Richard B. Hillyer served on the USS
George (DE-697) during its successful anti-submarine operations during May 1944 in the Pacific Theater of World War II. Hillyer was an enlisted sailor with the rank SC3/c (Ship’s Cook 3rd Class). After the war he wrote an account of the ship’s actions during that operation and from this produced a self-published book in 1946 entitled The Greatest Anti-Submarine Action of All Wars: USS
Hillyer noted at the end of his book that he wanted “to give credit to the crews of all these ships” and to allow all of the destroyers in the anti-submarine operation to receive credit as they had received a joint commendation for their efforts.
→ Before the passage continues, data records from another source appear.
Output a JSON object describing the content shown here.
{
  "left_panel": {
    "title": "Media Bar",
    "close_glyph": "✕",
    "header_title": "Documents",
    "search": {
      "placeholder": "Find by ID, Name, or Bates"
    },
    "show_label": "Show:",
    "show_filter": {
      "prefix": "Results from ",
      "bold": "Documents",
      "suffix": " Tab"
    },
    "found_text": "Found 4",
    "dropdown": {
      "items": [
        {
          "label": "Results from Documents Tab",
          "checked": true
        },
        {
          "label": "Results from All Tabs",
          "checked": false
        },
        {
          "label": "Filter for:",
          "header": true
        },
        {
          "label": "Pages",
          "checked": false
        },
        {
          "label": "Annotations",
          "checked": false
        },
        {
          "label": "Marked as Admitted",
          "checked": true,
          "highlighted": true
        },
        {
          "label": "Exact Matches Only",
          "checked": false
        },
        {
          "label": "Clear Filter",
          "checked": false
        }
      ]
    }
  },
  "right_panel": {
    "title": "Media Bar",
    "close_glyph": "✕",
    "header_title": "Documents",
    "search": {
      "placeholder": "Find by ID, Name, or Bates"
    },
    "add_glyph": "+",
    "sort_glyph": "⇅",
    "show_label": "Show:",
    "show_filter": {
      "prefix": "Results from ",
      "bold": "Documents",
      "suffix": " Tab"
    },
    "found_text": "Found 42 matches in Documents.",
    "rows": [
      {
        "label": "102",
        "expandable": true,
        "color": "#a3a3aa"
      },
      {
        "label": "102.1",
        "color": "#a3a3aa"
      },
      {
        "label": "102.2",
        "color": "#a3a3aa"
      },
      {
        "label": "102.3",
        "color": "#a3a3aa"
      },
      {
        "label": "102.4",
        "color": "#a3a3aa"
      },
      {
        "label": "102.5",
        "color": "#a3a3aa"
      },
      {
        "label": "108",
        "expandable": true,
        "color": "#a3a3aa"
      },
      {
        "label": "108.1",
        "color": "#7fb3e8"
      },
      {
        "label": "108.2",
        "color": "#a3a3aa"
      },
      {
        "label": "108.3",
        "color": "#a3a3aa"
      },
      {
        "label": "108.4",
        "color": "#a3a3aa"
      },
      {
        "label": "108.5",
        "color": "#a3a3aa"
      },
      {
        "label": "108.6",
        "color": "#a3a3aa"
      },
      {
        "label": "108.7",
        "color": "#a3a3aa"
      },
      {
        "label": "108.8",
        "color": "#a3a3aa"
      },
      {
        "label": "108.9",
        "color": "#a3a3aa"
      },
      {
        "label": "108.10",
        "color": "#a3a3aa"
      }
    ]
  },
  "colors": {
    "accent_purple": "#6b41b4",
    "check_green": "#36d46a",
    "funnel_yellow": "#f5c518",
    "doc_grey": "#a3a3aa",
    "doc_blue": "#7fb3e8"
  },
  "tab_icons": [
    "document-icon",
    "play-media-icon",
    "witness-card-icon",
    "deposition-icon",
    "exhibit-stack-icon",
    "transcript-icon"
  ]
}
George (DE-697) was built on 22 May 1943 by the Defoe Shipbuilding Co., Bay City, Michigan and was launched 14 August 1943. The ship was named in honor of Seaman Second Class Eugene Frank George and sponsored by his mother, Mrs. Harlow F. George. The ship was commissioned at New Orleans, Louisiana, 20 November 1943, with Lieutenant Commander J. B. Page in command.
After a shakedown cruise off Bermuda, the USS
George sailed from Boston 11 January 1944 to escort a merchantman from Norfolk to Noumea, New Caledonia, arriving on 19 February. Until the spring of 1944, the ship escorted transports to the Admiralties, the New Hebrides, and the Solomons during consolidation operations carried out there. On 16 May, the ship sailed from Florida Island, Solomons, in a hunter-killer group with the USS
England (DE-635) and USS
Raby (DE-698) on what would become one of the most successful antisubmarine actions in the in the Pacific Theater of World War II.
During this patrol from 19 to 31 May 1944 the three-ship team sank six Japanese submarines (I-16, RO-106, RO-104, RO-116, RO-10S, and RO-105) in waters north of the Bismarck Archipelago—a truly remarkable achievement. The USS
George arrived at Manus 4 June after this feat, and during the next 3 months conducted antisubmarine patrols and escorted merchantmen to the New Hebrides, the Solomons, and the Marshalls. After serving briefly as a station-ship at Funafuti, Ellice Islands, the ship traveled to Australia, arriving in Sydney on 12 October.